For Geoff King and his staff the news that General Motors was closing down the Holden brand at the end of the year came as a shock ... but not one that will change anything.
"You just get on with life really don't you," the Holden dealer of many years told the Guardian News.
"Nothing will change. Holden will come and have discussions with us and we will continue to supply parts and services to clients for the next 10 years.
"Sales have certainly dwindled over recent years but our businesses in Coffs Harbour and Macksville will stay open ... we have deals with other suppliers.
"Down in Macksville the bulk of our business has been in used cars anyway for years, and that will continue."
Sales manager at the Macksville branch, Phil Burbridge, said Holden was not walking away from customers and neither was the local business.

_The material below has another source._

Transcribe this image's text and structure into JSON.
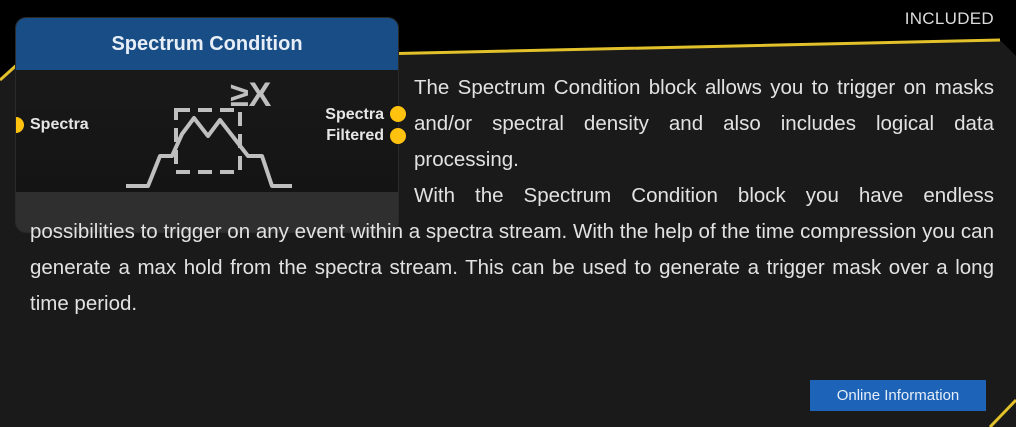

"We are here for the customers, no one needs to worry. Certainly it's disappointing but that's the way it is," Phil said.

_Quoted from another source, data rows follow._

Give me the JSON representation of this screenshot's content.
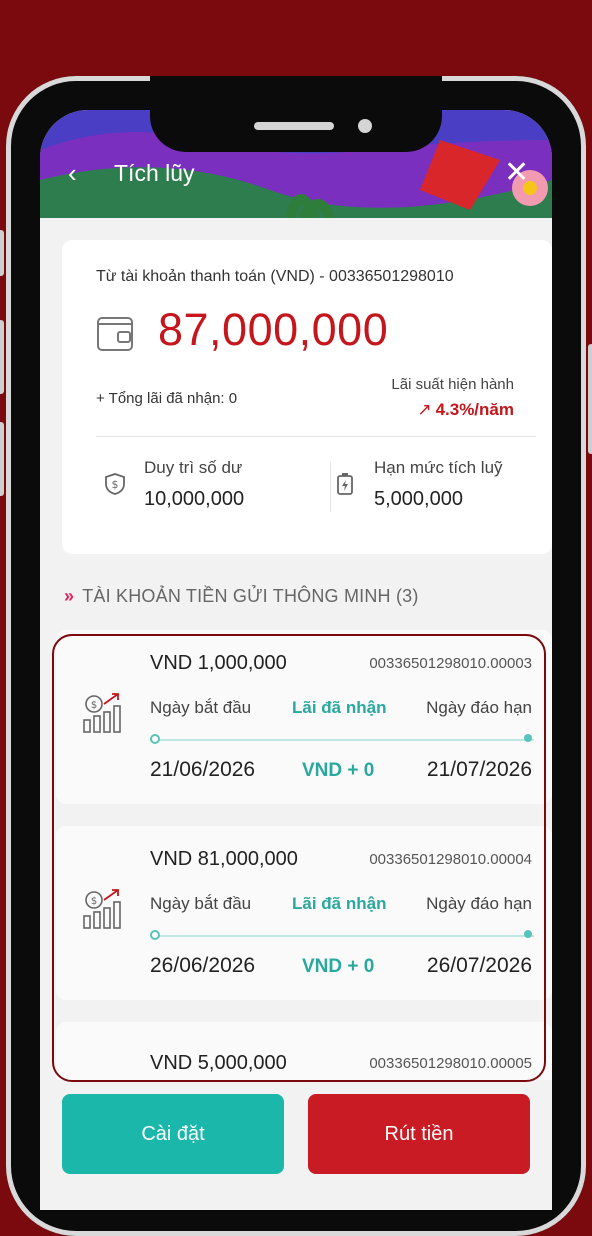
{
  "header": {
    "title": "Tích lũy",
    "back_icon": "chevron-left-icon",
    "close_icon": "close-icon"
  },
  "balance_card": {
    "from_account": "Từ tài khoản thanh toán (VND) - 00336501298010",
    "balance": "87,000,000",
    "interest_received": "+ Tổng lãi đã nhận: 0",
    "rate_label": "Lãi suất hiện hành",
    "rate_value": "4.3%/năm",
    "maintain_label": "Duy trì số dư",
    "maintain_value": "10,000,000",
    "limit_label": "Hạn mức tích luỹ",
    "limit_value": "5,000,000"
  },
  "section_title": "TÀI KHOẢN TIỀN GỬI THÔNG MINH (3)",
  "deposits": [
    {
      "amount": "VND 1,000,000",
      "number": "00336501298010.00003",
      "start_label": "Ngày bắt đầu",
      "interest_label": "Lãi đã nhận",
      "end_label": "Ngày đáo hạn",
      "start_date": "21/06/2026",
      "interest_value": "VND + 0",
      "end_date": "21/07/2026"
    },
    {
      "amount": "VND 81,000,000",
      "number": "00336501298010.00004",
      "start_label": "Ngày bắt đầu",
      "interest_label": "Lãi đã nhận",
      "end_label": "Ngày đáo hạn",
      "start_date": "26/06/2026",
      "interest_value": "VND + 0",
      "end_date": "26/07/2026"
    },
    {
      "amount": "VND 5,000,000",
      "number": "00336501298010.00005"
    }
  ],
  "buttons": {
    "settings": "Cài đặt",
    "withdraw": "Rút tiền"
  },
  "colors": {
    "brand_red": "#c4161c",
    "teal": "#1ab7aa",
    "background": "#7a0a0e"
  }
}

Australian Associated Press reported earlier in the week that GM and Holden had pledged to work closely with all their workers offering generous redundancy packages to about 600 staff across Australia and New Zealand.
The decision to close comes amid plunging domestic sales with demand for Holden vehicles down by almost 29 per cent to just 43,176 in 2019, in a total market down just eight per cent.
GM has committed to providing compensation to Holden dealers to allow them to transition to other brands or close down.
They will also have the opportunity to continue as dedicated Holden service centres with the company to maintain a supply of spare parts for at least 10 years for the 1.6 million Holden cars now on Australian roads.